Saat Hari Imlek, klenteng ini ramai dikunjungi umat Khonghucu yang ingin beribadah. Sayangnya beberapa tahun lalu, klenteng ini mendapat musibah kebakaran. Sudah dilakukan berbagai macam renovasi untuk memperbaiki kerusakan akibat kebakaran tersebut.
📍Klenteng Jin De Yuan, Jl. Kemenangan, Glodok
Glodok
Dari post-post saya sebelumnya, mungkin kalian bertanya-tanya. "Saya udah pernah ke Glodok. Kok gak ada rasa Chinatown-nya?" Glodok memang berbeda dari Chinatown yang lain. Jika hanya dilihat dari luar, tidak akan terasa sensasi Chinatown. Namun kalo kalian menelusuri lebih dalam, pasti kerasa deh ada yang beda dari Glodok.Seperti yang sudah ditulis, Glodok merupakan kawasan orang-orang Tionghoa tinggal sejak zaman Belanda. Salah satu buktinya saat Imlek tiba, seperti saat saya mengunjunginya, jalan-jalan di Glodok dihias dengan lampion merah khas Tionghoa. Jalan-jalan di Glodok juga dinamakan dalam Bahasa Tionghoa. "Tapi kok di Google Maps gak gitu. Adanya cuman Jalan Kemenangan, Kemurnian ....". Ya sejak masa Orde Baru, hal-hal yang berbau Tionghoa dilarang, termasuk nama jalan. Sehingga nama jalannya berubah menjadi berbau lokal. Seperti di satu jalan, terdapat gapura bertuliskan nama jalannya dalam Bahasa Tionghoa. Di samping gapura tersebut terdapat tempat beribadah bagi orang Tionghoa yang ingin pergi jauh.

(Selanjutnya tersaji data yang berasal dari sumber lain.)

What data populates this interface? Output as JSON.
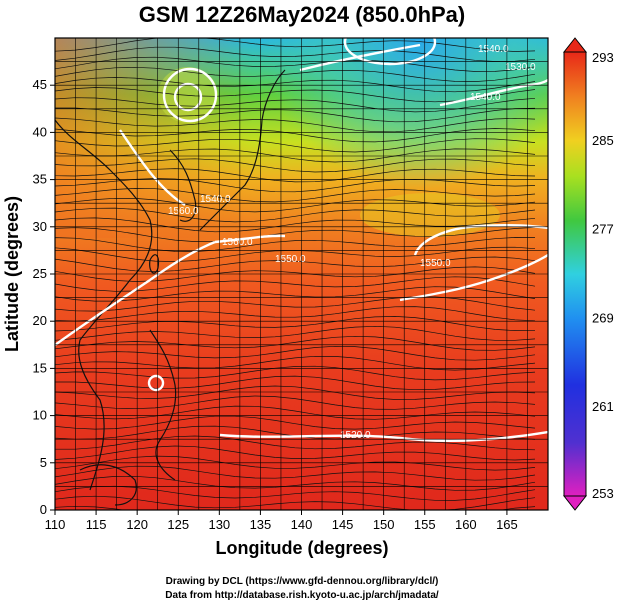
{
  "title": "GSM 12Z26May2024 (850.0hPa)",
  "x_axis": {
    "label": "Longitude (degrees)",
    "ticks": [
      "110",
      "115",
      "120",
      "125",
      "130",
      "135",
      "140",
      "145",
      "150",
      "155",
      "160",
      "165"
    ]
  },
  "y_axis": {
    "label": "Latitude  (degrees)",
    "ticks": [
      "0",
      "5",
      "10",
      "15",
      "20",
      "25",
      "30",
      "35",
      "40",
      "45"
    ]
  },
  "colorbar": {
    "ticks": [
      "293",
      "285",
      "277",
      "269",
      "261",
      "253"
    ]
  },
  "contour_labels": [
    "1560.0",
    "1560.0",
    "1550.0",
    "1540.0",
    "1550.0",
    "1540.0",
    "1530.0",
    "1540.0",
    "1520.0"
  ],
  "credits": {
    "line1": "Drawing by DCL (https://www.gfd-dennou.org/library/dcl/)",
    "line2": "Data from http://database.rish.kyoto-u.ac.jp/arch/jmadata/"
  },
  "colors": {
    "warm": "#e8281e",
    "orange": "#f08c20",
    "yellow": "#e8d020",
    "green": "#40c040",
    "cyan": "#30c8e8",
    "blue": "#2040e0",
    "magenta": "#e020c0"
  }
}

Selain jalan, di Glodok juga terdapat bangunan-bangunan khas Tionghoa. Memang banyak di antaranya yang sudah lenyap, tapi beberapa masih bisa dinikmati. Salah satunya Gedung Candra Naya yang sudah dibahas dan Gereja Santa Maria de Fatima. Meskipun dari luar terlihat seperti bangunan Cina, bangunan ini sebenarnya adalah gereja. Banyak yang mengira bangunan ini dulunya sebuah Wihara, namun tidak demikian. Di Glodok juga banyak terdapat Klenteng. Sebagai tambahan Klenteng Jin De Yuan, ada juga Klenteng Toasebio tidak jauh dari sana. Klenteng ini juga dikenal dengan Vihara Dharma Jaya. Jalan di depannya sebenarnya bernama Jalan Toasebio, namun seperti yang disebutkan di atas, namanya diubah menjadi Jl. Kemenangan III. Di depannya terdapat penjual Soto Tangkar dan Nasi Ulam yang katanya enak.
Glodok juga menjadi tempat perayaan Cap Go Meh di Jakarta yang berlangsung hari ini (bahkan mungkin saat ini). Perayaan ini seperti sebuah karnaval, sehingga Jl. Hayam Wuruk ditutup untuk kendaraan. Mungkin ada dari kalian yang ke sana?